Sustainable small farmers should be put at the core of EU agricultural policy, according to a new paper released this week. It proposes concrete instruments for the new Common Agricultural Policy of the European Union.
The publication ‘More farmers, better food’ comes ahead of a key vote in the European Parliament’s Agriculture Committee in early April 2019, and represents the position of the Nyeleni Europe and Central Asia Platform for Food Sovereignty, a pan-European coalition of farmers, peasants, pastoralists, fisherfolk, Indigenous Peoples and environmental organizations in regards to the EU’s Common Agricultural Policy (CAP).
The report argues that the new CAP must support a model of production and distribution that:
a) Secures a fair income for farmers and farm workers.
b) Ensures decent working conditions for everyone working in the food system.
c) Facilitates and protects access to and rights over farmland for small-scale sustainable producers and new entrants.

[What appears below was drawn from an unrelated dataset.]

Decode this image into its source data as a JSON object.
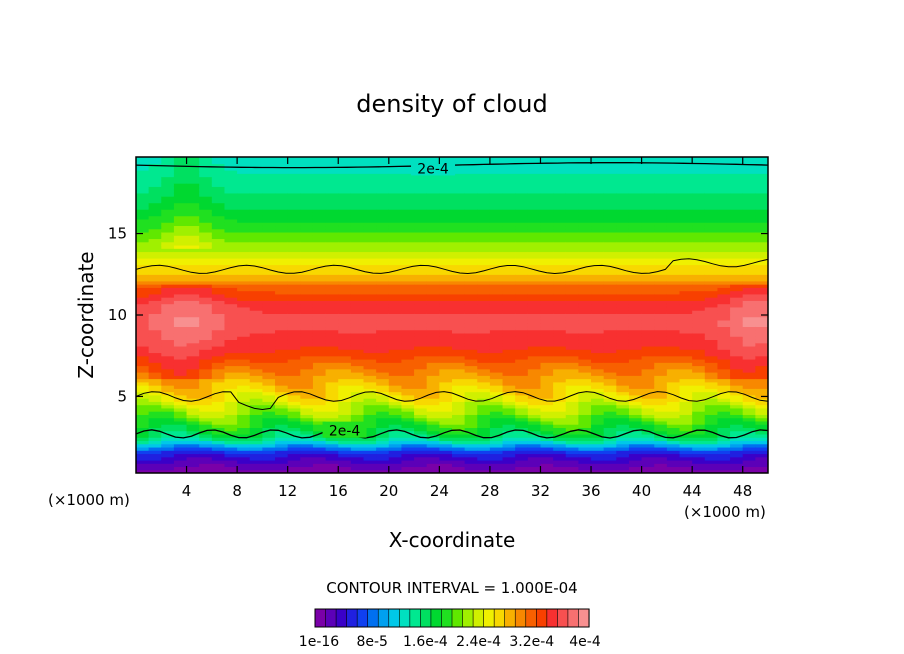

d) Prevents destabilisation of markets at the local, national, European and international levels.
e) Encourages short supply chains and strengthens local and regional markets that enable an enhanced connection between rural and urban areas.

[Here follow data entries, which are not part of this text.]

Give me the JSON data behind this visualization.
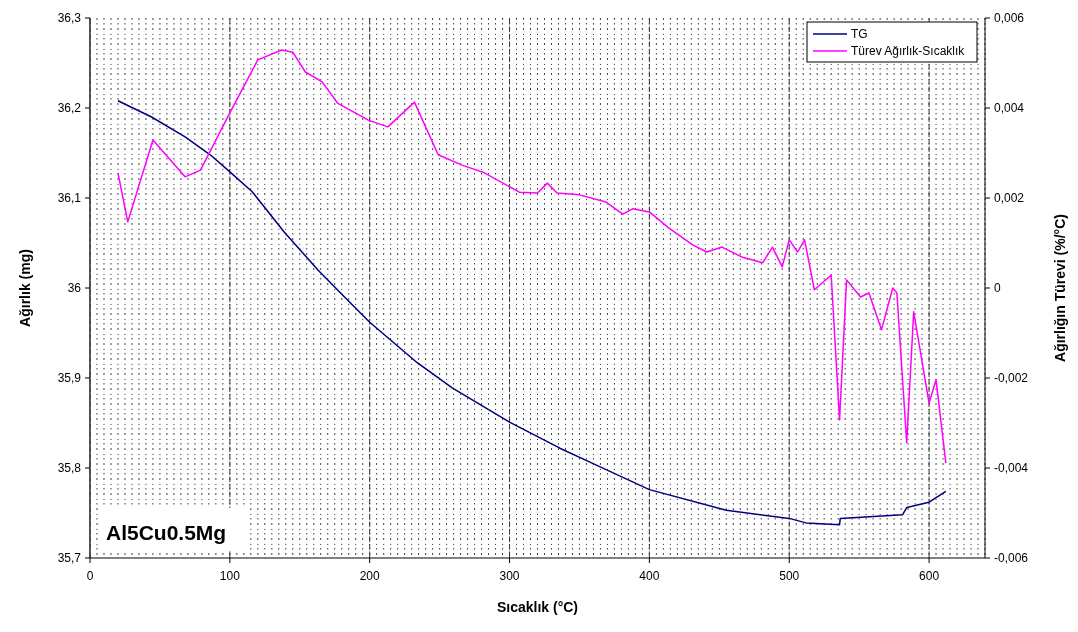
{
  "chart_data": {
    "type": "line",
    "xlabel": "Sıcaklık (°C)",
    "ylabel": "Ağırlık (mg)",
    "y2label": "Ağırlığın Türevi (%/°C)",
    "annotations": [
      "Al5Cu0.5Mg"
    ],
    "xlim": [
      0,
      640
    ],
    "xticks": [
      0,
      100,
      200,
      300,
      400,
      500,
      600
    ],
    "ylim": [
      35.7,
      36.3
    ],
    "yticks": [
      {
        "value": 35.7,
        "label": "35,7"
      },
      {
        "value": 35.8,
        "label": "35,8"
      },
      {
        "value": 35.9,
        "label": "35,9"
      },
      36,
      {
        "value": 36.1,
        "label": "36,1"
      },
      {
        "value": 36.2,
        "label": "36,2"
      },
      {
        "value": 36.3,
        "label": "36,3"
      }
    ],
    "y2lim": [
      -0.006,
      0.006
    ],
    "y2ticks": [
      {
        "value": -0.006,
        "label": "-0,006"
      },
      {
        "value": -0.004,
        "label": "-0,004"
      },
      {
        "value": -0.002,
        "label": "-0,002"
      },
      0,
      {
        "value": 0.002,
        "label": "0,002"
      },
      {
        "value": 0.004,
        "label": "0,004"
      },
      {
        "value": 0.006,
        "label": "0,006"
      }
    ],
    "grid": true,
    "legend": "top right",
    "marker": "none",
    "line_style": "solid",
    "series": [
      {
        "name": "TG",
        "color": "#000080",
        "x": [
          20,
          44,
          68,
          86,
          100,
          116,
          139,
          163,
          182,
          200,
          234,
          259,
          300,
          336,
          354,
          400,
          455,
          500,
          512,
          536,
          536.5,
          581,
          584,
          600,
          612
        ],
        "values": [
          36.208,
          36.19,
          36.168,
          36.148,
          36.129,
          36.107,
          36.062,
          36.02,
          35.99,
          35.962,
          35.917,
          35.889,
          35.851,
          35.822,
          35.809,
          35.776,
          35.753,
          35.744,
          35.739,
          35.737,
          35.744,
          35.748,
          35.756,
          35.762,
          35.774
        ]
      },
      {
        "name": "Türev Ağırlık-Sıcaklık",
        "color": "#ff00ff",
        "axis": "y2",
        "x": [
          20,
          27,
          45,
          68,
          79,
          100,
          120,
          137,
          145,
          154,
          166,
          177,
          199,
          213,
          232,
          249,
          266,
          282,
          307,
          320,
          327,
          334,
          350,
          369,
          381,
          388,
          400,
          414,
          431,
          441,
          452,
          466,
          481,
          488,
          495,
          500,
          506,
          511,
          518,
          530,
          536,
          541,
          551,
          557,
          566,
          574,
          577,
          584,
          589,
          600,
          605,
          612
        ],
        "values": [
          0.00256,
          0.00147,
          0.00329,
          0.00247,
          0.00262,
          0.00389,
          0.00507,
          0.00529,
          0.00524,
          0.0048,
          0.00458,
          0.00411,
          0.00373,
          0.00358,
          0.00413,
          0.00296,
          0.00273,
          0.00256,
          0.00213,
          0.00211,
          0.00233,
          0.00211,
          0.00207,
          0.00191,
          0.00164,
          0.00176,
          0.00169,
          0.00133,
          0.00096,
          0.0008,
          0.00091,
          0.00069,
          0.00056,
          0.00091,
          0.00047,
          0.00107,
          0.0008,
          0.00107,
          -4e-05,
          0.00029,
          -0.00293,
          0.00018,
          -0.0002,
          -0.00011,
          -0.00093,
          0,
          -0.00011,
          -0.00344,
          -0.00053,
          -0.00256,
          -0.00204,
          -0.00389
        ]
      }
    ]
  }
}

f) Respects the right to food and decent livelihoods of small-scale producers in the global south.
Furthermore, the report states, the new CAP should facilitate more sustainable consumption, diets, and lifestyles. The right to commonly-owned knowledge, innovations, and healthy and accessible land and natural resources must be upheld. And, argues the report, the CAP and other relevant policies must be subject to transparent and open decision-making processes. The report provides suggestions for specific instruments to achieve these goals.
The Nyeleni Europe and Central Asia network urges the European Parliament’s Agriculture Committee to vote in favor of a coherent CAP for people and nature. This means voting for capping payments to big farms, and maximizing the redistribution of direct support to small and medium farms; a move that would send an unwavering signal that land concentration and expansion are not the way forward.

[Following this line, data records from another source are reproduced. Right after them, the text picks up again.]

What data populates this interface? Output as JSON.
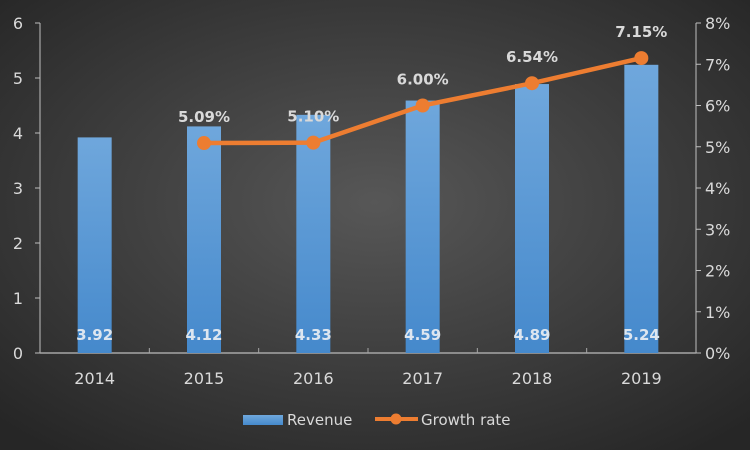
{
  "chart_data": {
    "type": "bar",
    "title": "",
    "categories": [
      "2014",
      "2015",
      "2016",
      "2017",
      "2018",
      "2019"
    ],
    "series": [
      {
        "name": "Revenue",
        "type": "bar",
        "axis": "left",
        "values": [
          3.92,
          4.12,
          4.33,
          4.59,
          4.89,
          5.24
        ],
        "labels": [
          "3.92",
          "4.12",
          "4.33",
          "4.59",
          "4.89",
          "5.24"
        ],
        "color": "#5b9bd5"
      },
      {
        "name": "Growth rate",
        "type": "line",
        "axis": "right",
        "values": [
          null,
          5.09,
          5.1,
          6.0,
          6.54,
          7.15
        ],
        "labels": [
          "",
          "5.09%",
          "5.10%",
          "6.00%",
          "6.54%",
          "7.15%"
        ],
        "color": "#ed7d31"
      }
    ],
    "left_axis": {
      "ylim": [
        0,
        6
      ],
      "ticks": [
        "0",
        "1",
        "2",
        "3",
        "4",
        "5",
        "6"
      ]
    },
    "right_axis": {
      "ylim": [
        0,
        8
      ],
      "ticks": [
        "0%",
        "1%",
        "2%",
        "3%",
        "4%",
        "5%",
        "6%",
        "7%",
        "8%"
      ]
    },
    "xlabel": "",
    "ylabel": "",
    "grid": false,
    "legend": {
      "position": "bottom",
      "entries": [
        "Revenue",
        "Growth rate"
      ]
    }
  }
}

The urgency of these reforms is clear, according to the network, considering the alarming situation in rural areas and in the food system in the EU:
- Between 2005 and 2016, the number of farm holdings under 50 hectares fell by 29.4%. Over 4 million holdings disappeared in just 10 years.
- Increased numbers of seasonal, and often migrant workers suffer appalling working and living conditions.
- Pollution linked to agrochemicals continues to have a negative impact on public health – chemical residues are found in food, nitrate and phosphorus run-off pollutes water and soil.
- High levels of antibiotic use in animal farming leads to antimicrobial resistance.
- Around 88 million tons of food waste is generated per year, as a result of the industrial food chain.
- The CAP has made the EU extremely dependent on cheap imports from regions with far lower environmental and social standards.